After a couple of years of one-off tracks posted online and a split 7″ with Xiu, Brooklyn-by-way-of-Nashville’s Spatial Relation have finally released their first proper solo release, which delivers on the promise of that initial work: classic minimal synth which manages to feel formally discomforting and alienating at every turn. The component parts of Thoughtcrime are simple enough: minimal drum machines, filters slowly torquing over simple, bleeping synths, and disaffected vocals. That simple enough recipe was tweaked to innumerable effects by countless classic bands, though, and Spatial Relation follow through by quickly establishing a mood and tone which doesn’t just feel like their own but evolves over the course of these five tracks. Opening cut “Dangerous Modulations” has no small amount of bounce and swing, with some simple drum fills doing more than their share of the heavy lifting. “Stoic Plays” opts for a more brusque and clipped feel, with the repeated “Everything’s wrong / Nothing’s right” mantra giving the tune a bit of an ADULT. vibe. Things get far more unnerving in the home stretch, though, with “Escape Your Backmen”‘s wormy self-contradiction and self-consumption resisting any easy groove, and closer “Necessary Components” building an understated frantic itch that receives no scratch or catharsis. With an LP in the works later this year, Spatial Relation seem to finally be building up some steam, and Thoughtcrime‘s a great demonstration of how they’re able to marshal classic motifs to their own banner.
Michael A. Morton
The distinction between an album being credited to “Michael A. Morton” as opposed to “Displacer” felt a little bit arbitrary when we first heard about this record, but after a few listens we can begin to understand why Morton might want to keep Nine Syllables at a distance from his established IDM moniker. For starters, there’s the “no presets or samples made outside of January” stipulation placed on it (and a couple of other releases done by folks in Morton’s circles). Just as people tackling National Novel Writing Month are probably better off aiming for Hemingway-esque brevity than, say, a Peter F. Hamilton space opera, Morton opts for a more stripped-down approach here than he has on lusher Displacer offerings. He’s certainly not phoning it in, though. The strategy on a number of tracks seems to be establishing a synth lead, like the simple rising scale on “Toh” or the syncopated garage stutter on “Sha”, and then slowly shift the shape and feel of the rhythms and atmospherics underneath those more surface elements. It’s a handy little sleight of hand which both stresses the immediate impressionism of these pieces, but also shows how much dynamism can be wrought from relatively simple shifts in a short space of time. While we’re sure the next Displacer album will be bringing a whole other bag of tricks, Nine Syllables‘ smooth minimalism offers plenty of space for interstitial reflection.

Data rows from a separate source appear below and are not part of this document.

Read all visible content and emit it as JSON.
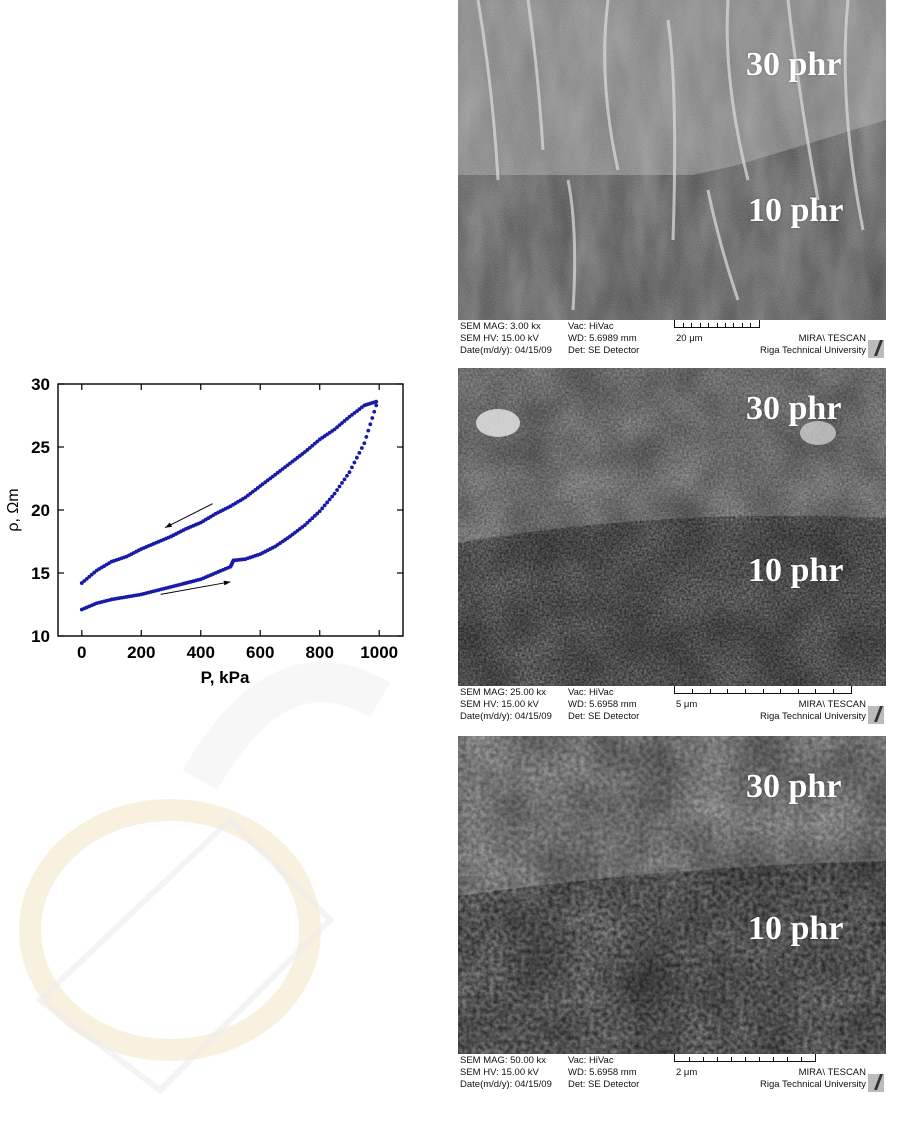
{
  "chart_data": {
    "type": "scatter",
    "xlabel": "P, kPa",
    "ylabel": "ρ, Ωm",
    "xlim": [
      -80,
      1080
    ],
    "ylim": [
      10,
      30
    ],
    "xticks": [
      0,
      200,
      400,
      600,
      800,
      1000
    ],
    "yticks": [
      10,
      15,
      20,
      25,
      30
    ],
    "xtick_labels": [
      "0",
      "200",
      "400",
      "600",
      "800",
      "1000"
    ],
    "ytick_labels": [
      "10",
      "15",
      "20",
      "25",
      "30"
    ],
    "marker_color": "#1a1aa8",
    "series": [
      {
        "points": [
          [
            0,
            12.1
          ],
          [
            50,
            12.6
          ],
          [
            100,
            12.9
          ],
          [
            150,
            13.1
          ],
          [
            200,
            13.3
          ],
          [
            250,
            13.6
          ],
          [
            300,
            13.9
          ],
          [
            350,
            14.2
          ],
          [
            400,
            14.5
          ],
          [
            450,
            15.0
          ],
          [
            500,
            15.5
          ],
          [
            510,
            16.0
          ],
          [
            550,
            16.1
          ],
          [
            600,
            16.5
          ],
          [
            650,
            17.1
          ],
          [
            700,
            17.9
          ],
          [
            750,
            18.8
          ],
          [
            800,
            19.9
          ],
          [
            850,
            21.3
          ],
          [
            900,
            23.0
          ],
          [
            950,
            25.3
          ],
          [
            990,
            28.3
          ]
        ]
      },
      {
        "points": [
          [
            990,
            28.6
          ],
          [
            950,
            28.3
          ],
          [
            900,
            27.4
          ],
          [
            850,
            26.4
          ],
          [
            800,
            25.6
          ],
          [
            750,
            24.6
          ],
          [
            700,
            23.7
          ],
          [
            650,
            22.8
          ],
          [
            600,
            21.9
          ],
          [
            550,
            21.0
          ],
          [
            500,
            20.3
          ],
          [
            450,
            19.7
          ],
          [
            400,
            19.0
          ],
          [
            350,
            18.5
          ],
          [
            300,
            17.9
          ],
          [
            250,
            17.4
          ],
          [
            200,
            16.9
          ],
          [
            150,
            16.3
          ],
          [
            100,
            15.9
          ],
          [
            50,
            15.2
          ],
          [
            0,
            14.2
          ]
        ]
      }
    ]
  },
  "sem_panels": [
    {
      "labels": {
        "upper": "30 phr",
        "lower": "10 phr"
      },
      "info": {
        "mag": "SEM MAG: 3.00 kx",
        "hv": "SEM HV: 15.00 kV",
        "date": "Date(m/d/y): 04/15/09",
        "vac": "Vac: HiVac",
        "wd": "WD: 5.6989 mm",
        "det": "Det: SE Detector",
        "scale": "20 μm",
        "instrument": "MIRA\\ TESCAN",
        "university": "Riga Technical University"
      }
    },
    {
      "labels": {
        "upper": "30 phr",
        "lower": "10 phr"
      },
      "info": {
        "mag": "SEM MAG: 25.00 kx",
        "hv": "SEM HV: 15.00 kV",
        "date": "Date(m/d/y): 04/15/09",
        "vac": "Vac: HiVac",
        "wd": "WD: 5.6958 mm",
        "det": "Det: SE Detector",
        "scale": "5 μm",
        "instrument": "MIRA\\ TESCAN",
        "university": "Riga Technical University"
      }
    },
    {
      "labels": {
        "upper": "30 phr",
        "lower": "10 phr"
      },
      "info": {
        "mag": "SEM MAG: 50.00 kx",
        "hv": "SEM HV: 15.00 kV",
        "date": "Date(m/d/y): 04/15/09",
        "vac": "Vac: HiVac",
        "wd": "WD: 5.6958 mm",
        "det": "Det: SE Detector",
        "scale": "2 μm",
        "instrument": "MIRA\\ TESCAN",
        "university": "Riga Technical University"
      }
    }
  ]
}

Chris Gilbert’s Mild Peril project took an interesting detour into the whimsical and fantastical sound influenced by new beat and and italo with last year’s excellent Matter, a pleasant contrast to the trad-synth explorations of his Cosmic Angst alter-ego. While the former release demonstrates Gilbert has no issue writing with immediacy and accessibility in mind, his latest as CA is a proggy, far-out cosmic affair, consisting of one massive track divided into four movements. “Mytheme I-IV” starts slow with some washy synth pads and delayed synth arps, gradually adding more and more rhythmic elements at half time before breaking out into a full on bouncing rhythm complimented by plucky chords and the a killer synth lead. It’s no less catchy than any of the work Gilbert has done in the past, but the presentation suggests a different perspective, creating new contexts for the thoughtful and elegant programming that makes up his oeuvre. In the absence of indexing the listener is obliged to take the journey with Cosmic Angst, our tendency towards inattention neutralized by an ever changing and evolving set of sounds from beyond the stars.